The Opening Gallery is pleased to collaborate with Spanish artist Joan Bofill for the upcoming exhibition: Joan Bofill. Double portrait, curated by Carlo McCormick. Installed across The Angel Orensanz Foundation the exhibition inaugurates The Opening Gallery’s program of location driven projects in Manhattan.

Spanish artist's innovative practice merges documentary filmmaking with portraiture in rare New York exhibition.

There's a moment in every meaningful conversation when the formal structure dissolves and something unexpected emerges—a gesture, a pause, an unguarded revelation. Spanish visual artist Joan Bofill has built a practice around capturing these ephemeral instants, transforming intimate dialogues with cultural figures into what he calls Double portraits—works that exist simultaneously as drawings and filmed conversations.

Bofill's exhibition Double portrait: paintings in conversation opens October 16 at the Angel Orensanz Foundation, marking a rare New York presentation of work that challenges conventional notions of both portraiture and documentary. The show runs for just two days, creating its own sense of occasion inspired by Raymond Roussel's theatrical imagination.

"Roussel gave me the assurance that I too had a voice, capable of navigating between reason and intuition," Bofill explains.

The project emerged from Bofill's documentary work on the enigmatic French writer. "During those interviews, I began sketching people I spoke with—sometimes just quick notes during a phone call," he recalls. What started as incidental portraiture evolved into deliberate practice where drawing and conversation became inseparable.

The breakthrough came with Bofill's documentary film The hanging of Stuart Cornfeld—selected to premiere at the American Film Institute Festival on October 23, 2025. Bofill interviewed the iconoclastic producer (The elephant man, History of the world part 1, Zoolander, Tropic thunder) while simultaneously drawing his portrait. "I alternated structured questions with open conversation while drawing. The result was not only an image, but a trace of encounter."

That trace became the foundation for portraits of filmmakers David Lynch, Claudia Llosa, David Cronenberg, Guillermo del Toro, and Mel Brooks; artists Jan Švankmajer, Joe Coleman, Robt.
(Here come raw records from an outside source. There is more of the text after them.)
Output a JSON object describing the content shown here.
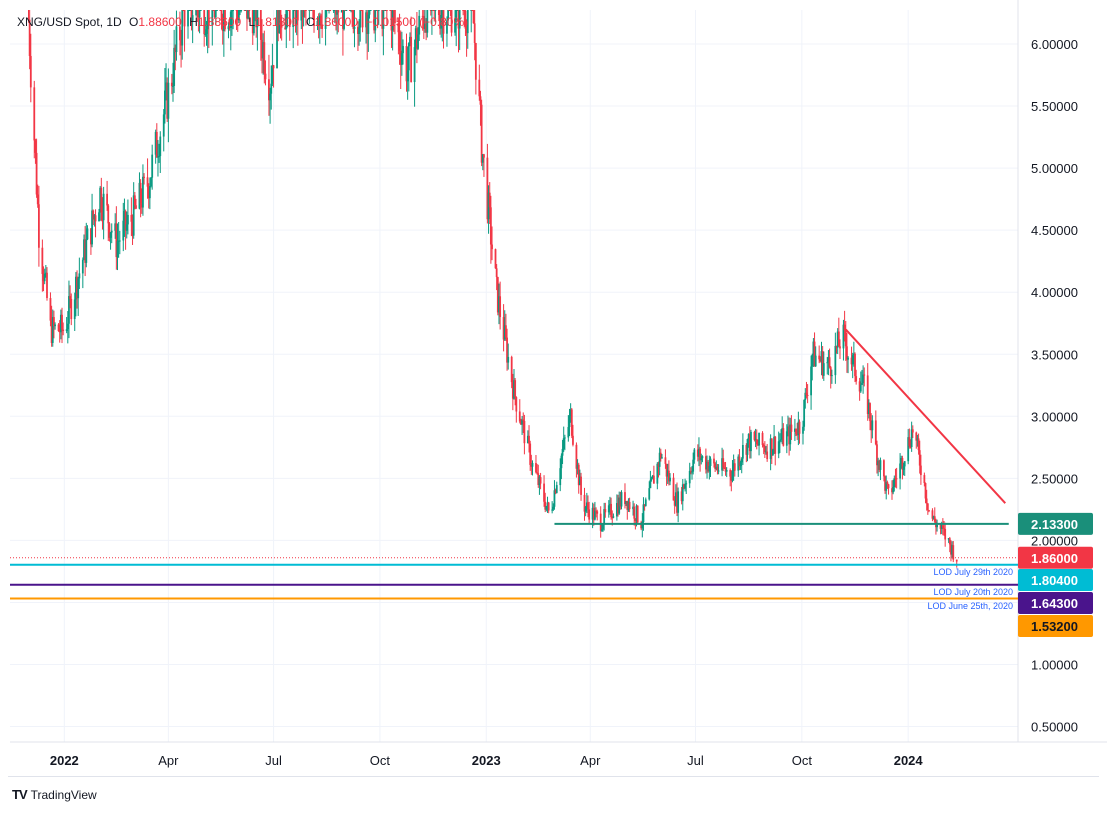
{
  "legend": {
    "symbol": "XNG/USD Spot, 1D",
    "o_label": "O",
    "o_value": "1.88600",
    "h_label": "H",
    "h_value": "1.88600",
    "l_label": "L",
    "l_value": "1.81800",
    "c_label": "C",
    "c_value": "1.86000",
    "change": "−0.01500 (−0.80%)"
  },
  "brand": {
    "logo": "TV",
    "name": "TradingView"
  },
  "colors": {
    "up": "#089981",
    "down": "#f23645",
    "grid": "#f0f3fa",
    "resistance": "#f23645",
    "support": "#1a8f7a",
    "lod1": "#00bcd4",
    "lod2": "#4a148c",
    "lod3": "#ff9800",
    "last": "#f23645"
  },
  "chart_data": {
    "type": "candlestick",
    "title": "XNG/USD Spot, 1D",
    "ylim": [
      0.25,
      6.3
    ],
    "y_ticks": [
      "6.00000",
      "5.50000",
      "5.00000",
      "4.50000",
      "4.00000",
      "3.50000",
      "3.00000",
      "2.50000",
      "2.00000",
      "1.00000",
      "0.50000"
    ],
    "x_ticks": [
      "2022",
      "Apr",
      "Jul",
      "Oct",
      "2023",
      "Apr",
      "Jul",
      "Oct",
      "2024"
    ],
    "x_bold": [
      "2022",
      "2023",
      "2024"
    ],
    "series": [
      {
        "name": "XNG/USD",
        "anchors": [
          [
            "2021-12-01",
            6.2
          ],
          [
            "2021-12-10",
            4.5
          ],
          [
            "2021-12-20",
            3.7
          ],
          [
            "2022-01-01",
            3.7
          ],
          [
            "2022-01-15",
            4.2
          ],
          [
            "2022-02-01",
            4.8
          ],
          [
            "2022-02-15",
            4.4
          ],
          [
            "2022-03-01",
            4.6
          ],
          [
            "2022-03-15",
            4.9
          ],
          [
            "2022-04-01",
            5.6
          ],
          [
            "2022-04-15",
            6.3
          ],
          [
            "2022-06-15",
            6.3
          ],
          [
            "2022-06-28",
            5.7
          ],
          [
            "2022-07-05",
            6.3
          ],
          [
            "2022-10-10",
            6.3
          ],
          [
            "2022-10-25",
            5.8
          ],
          [
            "2022-11-10",
            6.3
          ],
          [
            "2022-12-20",
            6.3
          ],
          [
            "2022-12-28",
            5.2
          ],
          [
            "2023-01-10",
            4.0
          ],
          [
            "2023-01-25",
            3.2
          ],
          [
            "2023-02-10",
            2.6
          ],
          [
            "2023-02-25",
            2.2
          ],
          [
            "2023-03-05",
            2.6
          ],
          [
            "2023-03-15",
            3.0
          ],
          [
            "2023-03-25",
            2.3
          ],
          [
            "2023-04-10",
            2.15
          ],
          [
            "2023-05-01",
            2.35
          ],
          [
            "2023-05-15",
            2.15
          ],
          [
            "2023-06-01",
            2.7
          ],
          [
            "2023-06-15",
            2.3
          ],
          [
            "2023-07-01",
            2.7
          ],
          [
            "2023-07-15",
            2.6
          ],
          [
            "2023-08-01",
            2.55
          ],
          [
            "2023-08-15",
            2.8
          ],
          [
            "2023-09-01",
            2.75
          ],
          [
            "2023-09-20",
            2.85
          ],
          [
            "2023-10-01",
            2.95
          ],
          [
            "2023-10-10",
            3.5
          ],
          [
            "2023-10-25",
            3.4
          ],
          [
            "2023-11-05",
            3.65
          ],
          [
            "2023-11-15",
            3.4
          ],
          [
            "2023-11-25",
            3.2
          ],
          [
            "2023-12-05",
            2.7
          ],
          [
            "2023-12-15",
            2.35
          ],
          [
            "2023-12-25",
            2.6
          ],
          [
            "2024-01-05",
            2.9
          ],
          [
            "2024-01-12",
            2.6
          ],
          [
            "2024-01-20",
            2.2
          ],
          [
            "2024-02-01",
            2.05
          ],
          [
            "2024-02-12",
            1.86
          ]
        ]
      }
    ],
    "last_price": 1.86,
    "trendlines": [
      {
        "name": "resistance",
        "from": [
          "2023-11-08",
          3.7
        ],
        "to": [
          "2024-03-25",
          2.3
        ]
      },
      {
        "name": "support",
        "from": [
          "2023-03-01",
          2.133
        ],
        "to": [
          "2024-03-28",
          2.133
        ]
      }
    ],
    "levels": [
      {
        "name": "support",
        "value": 2.133,
        "label": "2.13300",
        "note": ""
      },
      {
        "name": "last",
        "value": 1.86,
        "label": "1.86000",
        "note": ""
      },
      {
        "name": "lod1",
        "value": 1.804,
        "label": "1.80400",
        "note": "LOD July 29th 2020"
      },
      {
        "name": "lod2",
        "value": 1.643,
        "label": "1.64300",
        "note": "LOD July 20th 2020"
      },
      {
        "name": "lod3",
        "value": 1.532,
        "label": "1.53200",
        "note": "LOD June 25th, 2020"
      }
    ]
  }
}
Williams, and performance artist Johanna Went; writers George Saunders, Michel Butor, and Armando Valladares; musician Jon Batiste; chess grandmaster Garry Kasparov; and most recently, previously exiled Princess Elizabeth Karadordevic, daughter of Paul of Yugoslavia, in Belgrade.

Bofill resists celebrity framing. "Through each conversation an almost Venn-like collective of connection emerges where the portraits become more about the spirit and artifacts of the encounters themselves," he says. The drawings—initially made with whatever materials were at hand, later with markers (like his Lynch portrait), eventually settling into graphite and Chinese ink—capture the rhythm of thought, the cadence of speech, the particular attention that emerges when two people sit in focused dialogue.

The "double" in Double Portrait refers to this multiplicity. Each work exists as both object and document. Visitors encounter drawings alongside screens displaying the conversations that generated them—a hybrid form existing between media.

For this presentation, Bofill expands into Paintings in conversation, incorporating paintings and works from different periods. The centerpiece is a rare Japanese Roussel edition, originally dedicated "to Joan Bofill" with the name torn away. Bofill inscribed his own name. "I invited myself into his game."

The Angel Orensanz Foundation's neo-Gothic synagogue provides an ideal setting for work existing at the intersection of portraiture and documentary, European and American perspectives, intimate conversation, and public presentation.

"To portray is not only to depict a face, but to celebrate encounter in its broadest sense," Bofill explains. In an era when authentic cultural dialogue feels increasingly rare, his practice offers proof that meaningful exchange remains possible…and vitally important.